A two-pronged attack of uncertainty has wiped $27.2 billion from the sharemarket - its deepest one-day rout in almost six weeks.
As speculation intensified about the US Federal Reserve beginning to wind back its massive stimulus program as early as September, the S&P/ASX 200 Index shed 1.9 per cent to 5011.3 points, posting its biggest one-day drop since July 3.
Global markets also took a beating after comments from a pair of US Federal Reserve officials left investors uncertain about the timing of a possible reduction in its bond-buying program.
Dennis Lockhart, president of the Federal Reserve Bank of Atlanta, said the Fed could begin trimming the $US85 billion ($94.8 billion) monthly stimulus program as soon as September. Although he added it may wait longer if the expected economic growth in the year's second half fails to materialise.
Chicago Fed President Charles Evans said the central bank would probably decrease the program later this year and could do so as early as next month, depending on the economic data.
The Dow Jones industrial average fell 93.39 points or 0.6 per cent, to end at 15,518.74. The S&P 500 declined 9.77 points or 0.57 per cent, to 1697.37.
Sharp losses in Japan's Nikkei accelerated the local sell-off late in the session.

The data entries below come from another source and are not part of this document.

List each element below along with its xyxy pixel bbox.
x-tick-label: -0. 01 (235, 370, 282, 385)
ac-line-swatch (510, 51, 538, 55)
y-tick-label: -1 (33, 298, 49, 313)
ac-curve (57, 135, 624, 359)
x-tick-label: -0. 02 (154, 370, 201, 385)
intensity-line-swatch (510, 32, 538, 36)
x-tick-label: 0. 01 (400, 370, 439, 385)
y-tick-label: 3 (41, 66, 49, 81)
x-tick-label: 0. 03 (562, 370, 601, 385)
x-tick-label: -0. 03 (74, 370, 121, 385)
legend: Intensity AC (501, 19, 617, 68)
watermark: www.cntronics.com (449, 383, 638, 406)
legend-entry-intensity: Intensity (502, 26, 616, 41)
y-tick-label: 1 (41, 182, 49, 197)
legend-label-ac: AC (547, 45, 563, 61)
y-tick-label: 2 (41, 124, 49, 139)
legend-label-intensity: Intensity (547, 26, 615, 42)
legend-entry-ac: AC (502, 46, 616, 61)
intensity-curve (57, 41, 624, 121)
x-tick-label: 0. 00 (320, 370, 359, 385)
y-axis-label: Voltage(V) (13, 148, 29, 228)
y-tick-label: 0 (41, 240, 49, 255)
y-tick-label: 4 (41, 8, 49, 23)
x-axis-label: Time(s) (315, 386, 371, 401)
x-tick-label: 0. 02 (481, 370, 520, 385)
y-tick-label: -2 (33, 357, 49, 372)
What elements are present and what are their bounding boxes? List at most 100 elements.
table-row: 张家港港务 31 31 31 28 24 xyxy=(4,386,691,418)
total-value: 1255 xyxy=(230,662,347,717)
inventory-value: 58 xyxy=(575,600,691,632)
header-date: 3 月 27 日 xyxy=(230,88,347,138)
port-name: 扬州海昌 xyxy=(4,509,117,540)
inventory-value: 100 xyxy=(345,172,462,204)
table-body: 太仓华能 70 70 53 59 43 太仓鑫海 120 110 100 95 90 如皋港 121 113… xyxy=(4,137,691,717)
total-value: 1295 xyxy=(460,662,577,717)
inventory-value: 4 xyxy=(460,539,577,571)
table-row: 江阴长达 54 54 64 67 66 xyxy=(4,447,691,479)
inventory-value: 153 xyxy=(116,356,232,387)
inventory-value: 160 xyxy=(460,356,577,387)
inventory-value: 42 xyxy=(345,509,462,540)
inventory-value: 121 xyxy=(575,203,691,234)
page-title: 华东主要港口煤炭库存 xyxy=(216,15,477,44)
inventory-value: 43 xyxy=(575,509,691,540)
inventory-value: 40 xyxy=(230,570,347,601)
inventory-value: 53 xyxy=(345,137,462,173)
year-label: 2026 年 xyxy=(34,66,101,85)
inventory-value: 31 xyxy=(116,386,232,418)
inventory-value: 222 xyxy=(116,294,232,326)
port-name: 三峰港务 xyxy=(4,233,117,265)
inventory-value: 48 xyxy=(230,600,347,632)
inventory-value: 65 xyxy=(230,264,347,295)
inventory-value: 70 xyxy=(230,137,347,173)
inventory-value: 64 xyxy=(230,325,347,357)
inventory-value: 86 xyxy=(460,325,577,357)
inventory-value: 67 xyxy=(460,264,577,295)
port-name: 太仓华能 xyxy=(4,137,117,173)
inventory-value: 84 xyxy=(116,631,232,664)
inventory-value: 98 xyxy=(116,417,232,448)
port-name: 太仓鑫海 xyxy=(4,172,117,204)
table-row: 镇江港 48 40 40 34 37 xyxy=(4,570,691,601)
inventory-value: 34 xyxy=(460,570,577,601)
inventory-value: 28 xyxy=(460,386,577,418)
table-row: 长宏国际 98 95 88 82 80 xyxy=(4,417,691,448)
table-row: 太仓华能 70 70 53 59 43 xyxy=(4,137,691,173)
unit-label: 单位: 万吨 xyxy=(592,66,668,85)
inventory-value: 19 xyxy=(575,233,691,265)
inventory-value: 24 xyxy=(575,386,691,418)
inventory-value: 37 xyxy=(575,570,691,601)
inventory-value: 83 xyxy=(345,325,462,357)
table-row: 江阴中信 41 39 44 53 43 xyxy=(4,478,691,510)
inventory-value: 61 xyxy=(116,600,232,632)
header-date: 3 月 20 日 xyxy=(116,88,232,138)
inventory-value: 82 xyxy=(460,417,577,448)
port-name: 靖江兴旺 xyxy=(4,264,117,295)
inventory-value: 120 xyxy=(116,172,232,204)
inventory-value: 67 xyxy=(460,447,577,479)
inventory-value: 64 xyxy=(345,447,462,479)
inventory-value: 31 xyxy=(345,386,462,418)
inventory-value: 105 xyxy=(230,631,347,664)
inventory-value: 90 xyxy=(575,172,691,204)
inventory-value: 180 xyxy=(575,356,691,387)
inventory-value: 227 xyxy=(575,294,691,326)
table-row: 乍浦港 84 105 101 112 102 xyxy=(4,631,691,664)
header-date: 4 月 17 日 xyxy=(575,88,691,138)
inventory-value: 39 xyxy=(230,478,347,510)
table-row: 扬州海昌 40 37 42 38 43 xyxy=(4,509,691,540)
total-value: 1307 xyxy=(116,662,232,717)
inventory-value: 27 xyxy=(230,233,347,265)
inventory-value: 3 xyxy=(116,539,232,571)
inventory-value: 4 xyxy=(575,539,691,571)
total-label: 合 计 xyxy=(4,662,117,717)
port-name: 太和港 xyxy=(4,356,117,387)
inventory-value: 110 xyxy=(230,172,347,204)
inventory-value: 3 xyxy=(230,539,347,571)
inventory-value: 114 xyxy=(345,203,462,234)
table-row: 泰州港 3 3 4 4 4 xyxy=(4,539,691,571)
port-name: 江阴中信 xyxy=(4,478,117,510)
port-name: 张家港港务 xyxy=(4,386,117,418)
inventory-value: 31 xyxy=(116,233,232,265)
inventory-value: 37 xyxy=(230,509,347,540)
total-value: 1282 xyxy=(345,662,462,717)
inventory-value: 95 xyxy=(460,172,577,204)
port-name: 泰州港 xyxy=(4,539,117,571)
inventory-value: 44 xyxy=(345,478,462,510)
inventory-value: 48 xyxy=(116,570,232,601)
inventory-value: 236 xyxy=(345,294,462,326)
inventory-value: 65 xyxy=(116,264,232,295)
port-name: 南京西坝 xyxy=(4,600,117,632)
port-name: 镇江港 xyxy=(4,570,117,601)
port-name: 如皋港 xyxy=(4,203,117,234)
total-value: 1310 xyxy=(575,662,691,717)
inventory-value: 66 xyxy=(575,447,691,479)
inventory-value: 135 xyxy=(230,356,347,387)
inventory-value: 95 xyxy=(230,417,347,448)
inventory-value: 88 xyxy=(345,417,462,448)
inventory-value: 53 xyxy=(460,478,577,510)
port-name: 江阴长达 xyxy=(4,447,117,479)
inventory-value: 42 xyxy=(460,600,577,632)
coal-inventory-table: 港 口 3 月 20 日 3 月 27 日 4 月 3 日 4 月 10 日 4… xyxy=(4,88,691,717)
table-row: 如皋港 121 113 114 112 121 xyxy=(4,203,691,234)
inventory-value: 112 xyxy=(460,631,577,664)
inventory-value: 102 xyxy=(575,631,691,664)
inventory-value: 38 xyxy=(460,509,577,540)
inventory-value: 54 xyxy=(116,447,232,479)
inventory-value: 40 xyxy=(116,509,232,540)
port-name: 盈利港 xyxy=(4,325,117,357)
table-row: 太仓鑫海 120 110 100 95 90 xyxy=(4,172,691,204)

Tokyo stocks plunged 4 per cent as selling pressure soared because of a stronger yen. The benchmark Nikkei 225 index on Wednesday lost 576.12 points to 13,824.94, marking the biggest drop since mid-June.
Late Wednesday the Australian dollar was trading at US89.62¢, down from US89.81¢ on Tuesday.
The Reserve Bank signalled on Tuesday it could end its easing cycle after it cut the official cash interest rate for the second time in four months. That combined with an election campaign, which normally steers the market sideways, compounded the plunge in negative territory, according to AMP chief economist Shane Oliver.
Dr Oliver said the uncertainty usually scared off foreign investors, which control about 30 per cent of the Australian market.
"That has been reinforced by all this tapering talk," Dr Oliver said. "If you go back to May and June when the tapering talk in the US first erupted it tended to be positive for the US dollar and negative for currencies like the Australian dollar, and that has weighed on our sharemarket.
"There's this thought that if America's economy is looking stronger and they're starting to reduce the monetary stimulus then it makes sense to start putting money back in the US, and by implication that means less money for Australia."
But RBS Morgan private client adviser Bill Bishop said the Fed comments should not have taken the market by surprise:
"They're gently breaking us in, and it had to happen, quite frankly," he said. "They're going to happen to do it sooner or later, and the market's hooked on the drug [of stimulus], and they like it."
The resource sector led the nosedive on the ASX, sliding 2.6 per cent, after the High Court found a super-profits tax on iron ore and coal mines was constitutional.
Fortescue Metals, which led the challenge, fell 4.6 per cent to $3.75. BHP Billiton and Rio Tinto were also down, slipping 2 per cent to $34.90 and 2.1 per cent to $58.60 respectively.
The big banks also weighed on the market with Commonwealth shedding $1.45, or 2 per cent, to $72.08, and Westpac finishing 70¢, or 2.2 per cent, lower at $72.08. NAB and ANZ fell 1.7 per cent to $30.53 and 2.2 per cent to $29.10 respectively.
Surfwear company Billabong was the best-performing stock, rising 10.1 per cent to 49¢.